Before spending the time and money on a full manuscript review or edit, consider whether you have done everything possible to make your story the best it can be. Take a break from your completed manuscript, and then return to it with as unfamiliar of an eye as possible—reread it, critique it, revise it. Go ahead and have a trusted friend or family member who is also a reader in your genre—or another writer—read it. Ask them for honest, focused feedback, and consider revisions based on that feedback.

If you are not certain whether it is the best time for you to work with an editor, you and I can discuss the best approach for you and your manuscript. Maybe the best thing to start with is for us to set up a plan for some coaching or a partial manuscript review.


Are you prepared for straightforward feedback?

I always do my best to be kind and encouraging, and I love pointing out to authors the facets of their manuscripts that shine, but you are not hiring an editor to just say nice things about your story. A manuscript review by definition—and to be most beneficial—includes more feedback about weaknesses than strengths. The goal is to make your story the best that it can be by building on the strengths and dealing with the weaknesses, and that necessitates your honest consideration of the editor's opinions about what is not working with your manuscript and suggestions about what could be done to strengthen the story.

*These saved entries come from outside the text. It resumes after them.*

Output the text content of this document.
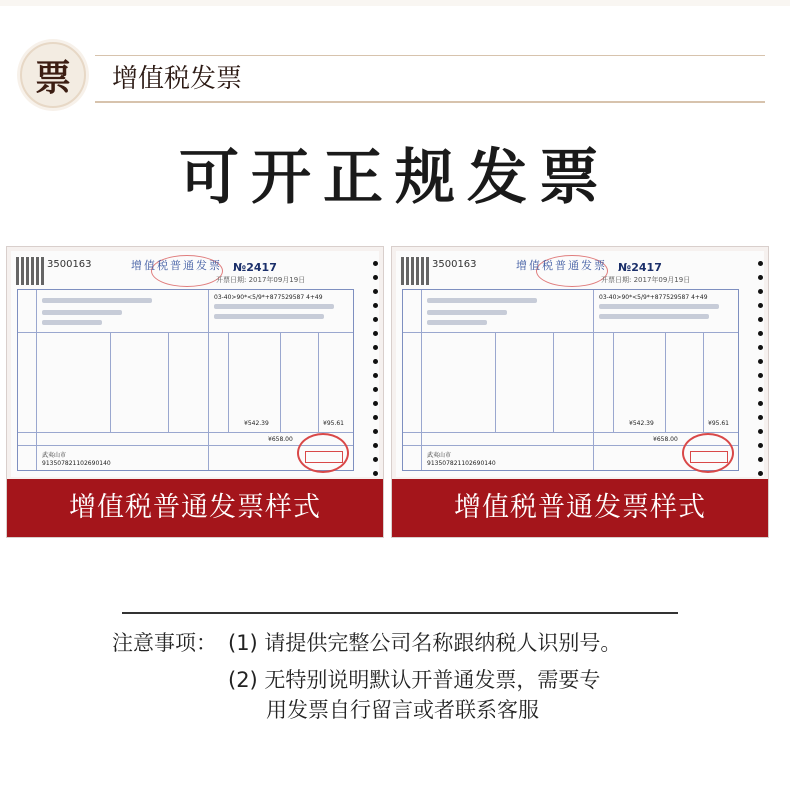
票 增值税发票
可开正规发票
3500163	增值税普通发票 №2417
开票日期: 2017年09月19日
03-40>90*<5/9*+877529587 4+49
¥542.39	¥95.61
¥658.00
武夷山市
913507821102690140
增值税普通发票样式
3500163	增值税普通发票 №2417
开票日期: 2017年09月19日
03-40>90*<5/9*+877529587 4+49
¥542.39	¥95.61
¥658.00
武夷山市
913507821102690140
增值税普通发票样式
注意事项： (1) 请提供完整公司名称跟纳税人识别号。
(2) 无特别说明默认开普通发票，需要专
用发票自行留言或者联系客服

The decision regarding what in your manuscript to change and what to keep is always up to you, but it's important to enter the process with an open mind and a willingness to dive fully into rewrites after a manuscript review—and if you chose to continue with an edit, to be willing to trust my ability to edit your manuscript while staying true to your voice and writing style. 


Is your manuscript a good fit for my editorial experience?

As mentioned elsewhere, I have almost twenty years of experience reviewing and editing fiction manuscripts for the Christian publishing market. Over the years I've worked with pretty much every genre available in that market. I enjoy reading books from the general market, and there are many genres within that broader market that I'm well capable of editing, but if you are looking to contract or publish a novel that would be considered very edgy in the Christian market, or that has extremely violent or sexual content for the broader market, I don't think I am the best editor for your story.

Similarly, my editorial experience is pretty much only in fiction. My strengths are in story/plot development and characterization. While I'm logical and analytical and many of the concepts of story development can be applied to the organization and pacing of nonfiction manuscripts, fiction editing is my greatest strength.